West Side Ald. Emma Mitts (37th) called the first round of looting in late May that spread to South and West Side neighborhoods after downtown was sealed off a “tremendous heartbreak.”

“To relive it again was almost unbearable,” she said.

Mitts acknowledged the need for elder statesmen to listen more to the frustrated young people.

“We have to have some conversation. Problems get out of hand when people are not talking. If we have our youth who feel one way and we are saying that they’re wrong for how they’re feeling, we need to listen to what they’re saying and then we’ll be able to try and work with them,” she said.

But Mitts also is concerned continued looting will destroy the legitimate quest for desperately needed resources in impoverished South and West Side neighborhoods.

“We all are concerned, which is why we all are here now and we’ve been having these conversations. We understand that, if it continues to go down the road we are headed, that we won’t have anything and no one will have anything. And there’s no win there,” Mitts said.

“We can’t continue to tear up the city of Chicago and tear up our neighborhoods. … There’s a right and a wrong and it’s wrong to do wrong.”

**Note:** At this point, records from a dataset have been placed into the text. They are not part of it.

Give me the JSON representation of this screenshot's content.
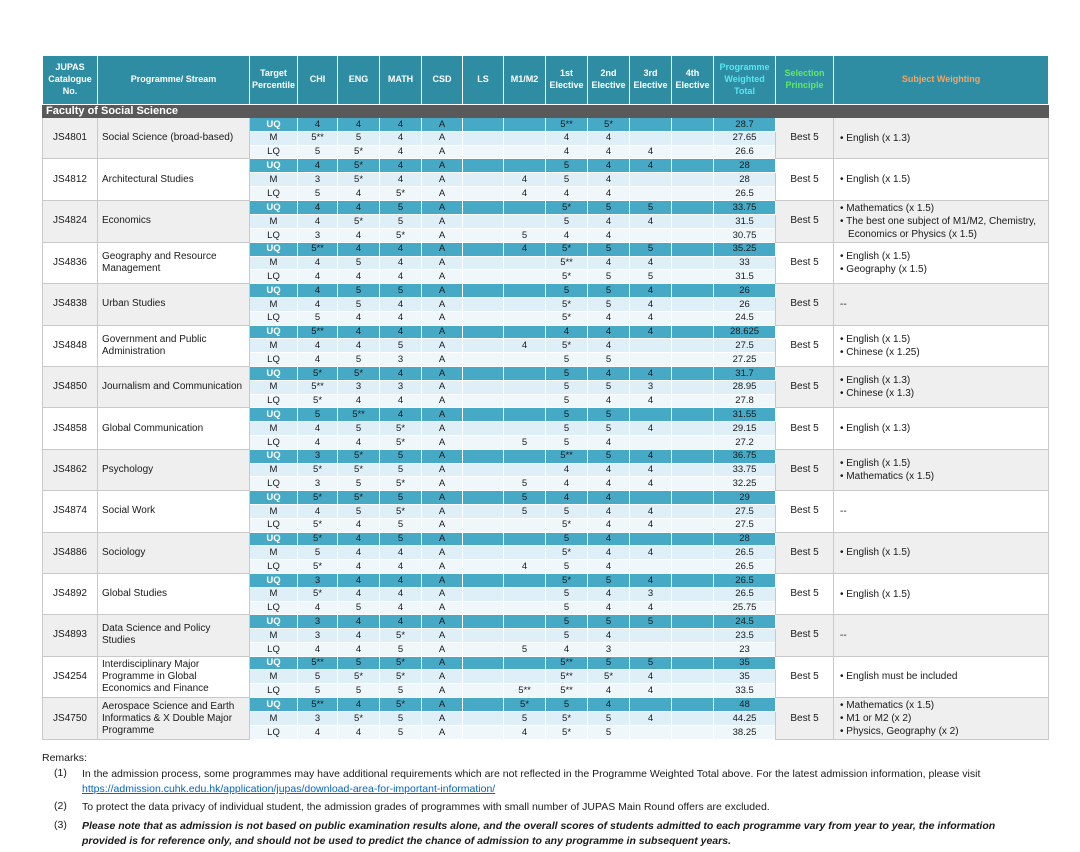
{
  "colors": {
    "header_bg": "#2F8DA3",
    "uq_bg": "#46A9C5",
    "m_bg": "#DFEFF7",
    "lq_bg": "#EFF7FB",
    "section_bg": "#595959",
    "block_gray": "#EFEFEF",
    "pwt_text": "#55E8F2",
    "sp_text": "#62E964",
    "sw_text": "#F3A564",
    "link": "#0563C1"
  },
  "table": {
    "columns": [
      "JUPAS Catalogue No.",
      "Programme/ Stream",
      "Target Percentile",
      "CHI",
      "ENG",
      "MATH",
      "CSD",
      "LS",
      "M1/M2",
      "1st Elective",
      "2nd Elective",
      "3rd Elective",
      "4th Elective",
      "Programme Weighted Total",
      "Selection Principle",
      "Subject Weighting"
    ],
    "column_keys": [
      "jupas-no",
      "programme-stream",
      "target-percentile",
      "chi",
      "eng",
      "math",
      "csd",
      "ls",
      "m1m2",
      "elective-1",
      "elective-2",
      "elective-3",
      "elective-4",
      "programme-weighted-total",
      "selection-principle",
      "subject-weighting"
    ],
    "section": "Faculty of Social Science",
    "row_labels": [
      "UQ",
      "M",
      "LQ"
    ],
    "programmes": [
      {
        "no": "JS4801",
        "name": "Social Science (broad-based)",
        "selection": "Best 5",
        "weighting": [
          "English (x 1.3)"
        ],
        "rows": [
          [
            "UQ",
            "4",
            "4",
            "4",
            "A",
            "",
            "",
            "5**",
            "5*",
            "",
            "",
            "28.7"
          ],
          [
            "M",
            "5**",
            "5",
            "4",
            "A",
            "",
            "",
            "4",
            "4",
            "",
            "",
            "27.65"
          ],
          [
            "LQ",
            "5",
            "5*",
            "4",
            "A",
            "",
            "",
            "4",
            "4",
            "4",
            "",
            "26.6"
          ]
        ]
      },
      {
        "no": "JS4812",
        "name": "Architectural Studies",
        "selection": "Best 5",
        "weighting": [
          "English (x 1.5)"
        ],
        "rows": [
          [
            "UQ",
            "4",
            "5*",
            "4",
            "A",
            "",
            "",
            "5",
            "4",
            "4",
            "",
            "28"
          ],
          [
            "M",
            "3",
            "5*",
            "4",
            "A",
            "",
            "4",
            "5",
            "4",
            "",
            "",
            "28"
          ],
          [
            "LQ",
            "5",
            "4",
            "5*",
            "A",
            "",
            "4",
            "4",
            "4",
            "",
            "",
            "26.5"
          ]
        ]
      },
      {
        "no": "JS4824",
        "name": "Economics",
        "selection": "Best 5",
        "weighting": [
          "Mathematics (x 1.5)",
          "The best one subject of M1/M2, Chemistry, Economics or Physics (x 1.5)"
        ],
        "rows": [
          [
            "UQ",
            "4",
            "4",
            "5",
            "A",
            "",
            "",
            "5*",
            "5",
            "5",
            "",
            "33.75"
          ],
          [
            "M",
            "4",
            "5*",
            "5",
            "A",
            "",
            "",
            "5",
            "4",
            "4",
            "",
            "31.5"
          ],
          [
            "LQ",
            "3",
            "4",
            "5*",
            "A",
            "",
            "5",
            "4",
            "4",
            "",
            "",
            "30.75"
          ]
        ]
      },
      {
        "no": "JS4836",
        "name": "Geography and Resource Management",
        "selection": "Best 5",
        "weighting": [
          "English (x 1.5)",
          "Geography (x 1.5)"
        ],
        "rows": [
          [
            "UQ",
            "5**",
            "4",
            "4",
            "A",
            "",
            "4",
            "5*",
            "5",
            "5",
            "",
            "35.25"
          ],
          [
            "M",
            "4",
            "5",
            "4",
            "A",
            "",
            "",
            "5**",
            "4",
            "4",
            "",
            "33"
          ],
          [
            "LQ",
            "4",
            "4",
            "4",
            "A",
            "",
            "",
            "5*",
            "5",
            "5",
            "",
            "31.5"
          ]
        ]
      },
      {
        "no": "JS4838",
        "name": "Urban Studies",
        "selection": "Best 5",
        "weighting": [
          "--"
        ],
        "rows": [
          [
            "UQ",
            "4",
            "5",
            "5",
            "A",
            "",
            "",
            "5",
            "5",
            "4",
            "",
            "26"
          ],
          [
            "M",
            "4",
            "5",
            "4",
            "A",
            "",
            "",
            "5*",
            "5",
            "4",
            "",
            "26"
          ],
          [
            "LQ",
            "5",
            "4",
            "4",
            "A",
            "",
            "",
            "5*",
            "4",
            "4",
            "",
            "24.5"
          ]
        ]
      },
      {
        "no": "JS4848",
        "name": "Government and Public Administration",
        "selection": "Best 5",
        "weighting": [
          "English (x 1.5)",
          "Chinese (x 1.25)"
        ],
        "rows": [
          [
            "UQ",
            "5**",
            "4",
            "4",
            "A",
            "",
            "",
            "4",
            "4",
            "4",
            "",
            "28.625"
          ],
          [
            "M",
            "4",
            "4",
            "5",
            "A",
            "",
            "4",
            "5*",
            "4",
            "",
            "",
            "27.5"
          ],
          [
            "LQ",
            "4",
            "5",
            "3",
            "A",
            "",
            "",
            "5",
            "5",
            "",
            "",
            "27.25"
          ]
        ]
      },
      {
        "no": "JS4850",
        "name": "Journalism and Communication",
        "selection": "Best 5",
        "weighting": [
          "English (x 1.3)",
          "Chinese (x 1.3)"
        ],
        "rows": [
          [
            "UQ",
            "5*",
            "5*",
            "4",
            "A",
            "",
            "",
            "5",
            "4",
            "4",
            "",
            "31.7"
          ],
          [
            "M",
            "5**",
            "3",
            "3",
            "A",
            "",
            "",
            "5",
            "5",
            "3",
            "",
            "28.95"
          ],
          [
            "LQ",
            "5*",
            "4",
            "4",
            "A",
            "",
            "",
            "5",
            "4",
            "4",
            "",
            "27.8"
          ]
        ]
      },
      {
        "no": "JS4858",
        "name": "Global Communication",
        "selection": "Best 5",
        "weighting": [
          "English (x 1.3)"
        ],
        "rows": [
          [
            "UQ",
            "5",
            "5**",
            "4",
            "A",
            "",
            "",
            "5",
            "5",
            "",
            "",
            "31.55"
          ],
          [
            "M",
            "4",
            "5",
            "5*",
            "A",
            "",
            "",
            "5",
            "5",
            "4",
            "",
            "29.15"
          ],
          [
            "LQ",
            "4",
            "4",
            "5*",
            "A",
            "",
            "5",
            "5",
            "4",
            "",
            "",
            "27.2"
          ]
        ]
      },
      {
        "no": "JS4862",
        "name": "Psychology",
        "selection": "Best 5",
        "weighting": [
          "English (x 1.5)",
          "Mathematics (x 1.5)"
        ],
        "rows": [
          [
            "UQ",
            "3",
            "5*",
            "5",
            "A",
            "",
            "",
            "5**",
            "5",
            "4",
            "",
            "36.75"
          ],
          [
            "M",
            "5*",
            "5*",
            "5",
            "A",
            "",
            "",
            "4",
            "4",
            "4",
            "",
            "33.75"
          ],
          [
            "LQ",
            "3",
            "5",
            "5*",
            "A",
            "",
            "5",
            "4",
            "4",
            "4",
            "",
            "32.25"
          ]
        ]
      },
      {
        "no": "JS4874",
        "name": "Social Work",
        "selection": "Best 5",
        "weighting": [
          "--"
        ],
        "rows": [
          [
            "UQ",
            "5*",
            "5*",
            "5",
            "A",
            "",
            "5",
            "4",
            "4",
            "",
            "",
            "29"
          ],
          [
            "M",
            "4",
            "5",
            "5*",
            "A",
            "",
            "5",
            "5",
            "4",
            "4",
            "",
            "27.5"
          ],
          [
            "LQ",
            "5*",
            "4",
            "5",
            "A",
            "",
            "",
            "5*",
            "4",
            "4",
            "",
            "27.5"
          ]
        ]
      },
      {
        "no": "JS4886",
        "name": "Sociology",
        "selection": "Best 5",
        "weighting": [
          "English (x 1.5)"
        ],
        "rows": [
          [
            "UQ",
            "5*",
            "4",
            "5",
            "A",
            "",
            "",
            "5",
            "4",
            "",
            "",
            "28"
          ],
          [
            "M",
            "5",
            "4",
            "4",
            "A",
            "",
            "",
            "5*",
            "4",
            "4",
            "",
            "26.5"
          ],
          [
            "LQ",
            "5*",
            "4",
            "4",
            "A",
            "",
            "4",
            "5",
            "4",
            "",
            "",
            "26.5"
          ]
        ]
      },
      {
        "no": "JS4892",
        "name": "Global Studies",
        "selection": "Best 5",
        "weighting": [
          "English (x 1.5)"
        ],
        "rows": [
          [
            "UQ",
            "3",
            "4",
            "4",
            "A",
            "",
            "",
            "5*",
            "5",
            "4",
            "",
            "26.5"
          ],
          [
            "M",
            "5*",
            "4",
            "4",
            "A",
            "",
            "",
            "5",
            "4",
            "3",
            "",
            "26.5"
          ],
          [
            "LQ",
            "4",
            "5",
            "4",
            "A",
            "",
            "",
            "5",
            "4",
            "4",
            "",
            "25.75"
          ]
        ]
      },
      {
        "no": "JS4893",
        "name": "Data Science and Policy Studies",
        "selection": "Best 5",
        "weighting": [
          "--"
        ],
        "rows": [
          [
            "UQ",
            "3",
            "4",
            "4",
            "A",
            "",
            "",
            "5",
            "5",
            "5",
            "",
            "24.5"
          ],
          [
            "M",
            "3",
            "4",
            "5*",
            "A",
            "",
            "",
            "5",
            "4",
            "",
            "",
            "23.5"
          ],
          [
            "LQ",
            "4",
            "4",
            "5",
            "A",
            "",
            "5",
            "4",
            "3",
            "",
            "",
            "23"
          ]
        ]
      },
      {
        "no": "JS4254",
        "name": "Interdisciplinary Major Programme in Global Economics and Finance",
        "selection": "Best 5",
        "weighting": [
          "English must be included"
        ],
        "rows": [
          [
            "UQ",
            "5**",
            "5",
            "5*",
            "A",
            "",
            "",
            "5**",
            "5",
            "5",
            "",
            "35"
          ],
          [
            "M",
            "5",
            "5*",
            "5*",
            "A",
            "",
            "",
            "5**",
            "5*",
            "4",
            "",
            "35"
          ],
          [
            "LQ",
            "5",
            "5",
            "5",
            "A",
            "",
            "5**",
            "5**",
            "4",
            "4",
            "",
            "33.5"
          ]
        ]
      },
      {
        "no": "JS4750",
        "name": "Aerospace Science and Earth Informatics & X Double Major Programme",
        "selection": "Best 5",
        "weighting": [
          "Mathematics (x 1.5)",
          "M1 or M2 (x 2)",
          "Physics, Geography (x 2)"
        ],
        "rows": [
          [
            "UQ",
            "5**",
            "4",
            "5*",
            "A",
            "",
            "5*",
            "5",
            "4",
            "",
            "",
            "48"
          ],
          [
            "M",
            "3",
            "5*",
            "5",
            "A",
            "",
            "5",
            "5*",
            "5",
            "4",
            "",
            "44.25"
          ],
          [
            "LQ",
            "4",
            "4",
            "5",
            "A",
            "",
            "4",
            "5*",
            "5",
            "",
            "",
            "38.25"
          ]
        ]
      }
    ]
  },
  "remarks": {
    "title": "Remarks:",
    "items": [
      {
        "num": "(1)",
        "text": "In the admission process, some programmes may have additional requirements which are not reflected in the Programme Weighted Total above. For the latest admission information, please visit",
        "link": "https://admission.cuhk.edu.hk/application/jupas/download-area-for-important-information/",
        "emphasis": false
      },
      {
        "num": "(2)",
        "text": "To protect the data privacy of individual student, the admission grades of programmes with small number of JUPAS Main Round offers are excluded.",
        "emphasis": false
      },
      {
        "num": "(3)",
        "text": "Please note that as admission is not based on public examination results alone, and the overall scores of students admitted to each programme vary from year to year, the information provided is for reference only,  and should not be used to predict the chance of admission to any programme in subsequent years.",
        "emphasis": true
      }
    ]
  }
}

Ald. Walter Burnett (27th) represents a Near West Side ward that was bustling with new commercial, residential and restaurant development before the stay-at-home shutdown triggered by the coronavirus.

“If people are looting the city, it affects the people who live in that area that’s being looted. But also, it affects the people of the West and the South Side because money comes from a lot of those areas that they are looting,” he said.

During a Zoom news conference, Burnett drove home the point that, “We’re all in this together.”

“We need to … make sure that folks on the West and the South Sides don’t feel disenfranchised because of disinvestment. But at the same time, we need to educate them and make them aware of the fact that we capitalize off of the things that’s happening in the economic developed areas to be able to help us in other communities. When we hurt one of us, we hurt all of us,” he said.

“Some of this is our fault because we haven’t really nurtured and educated our young people in our society to make them understand how things work with government and economics in our city.”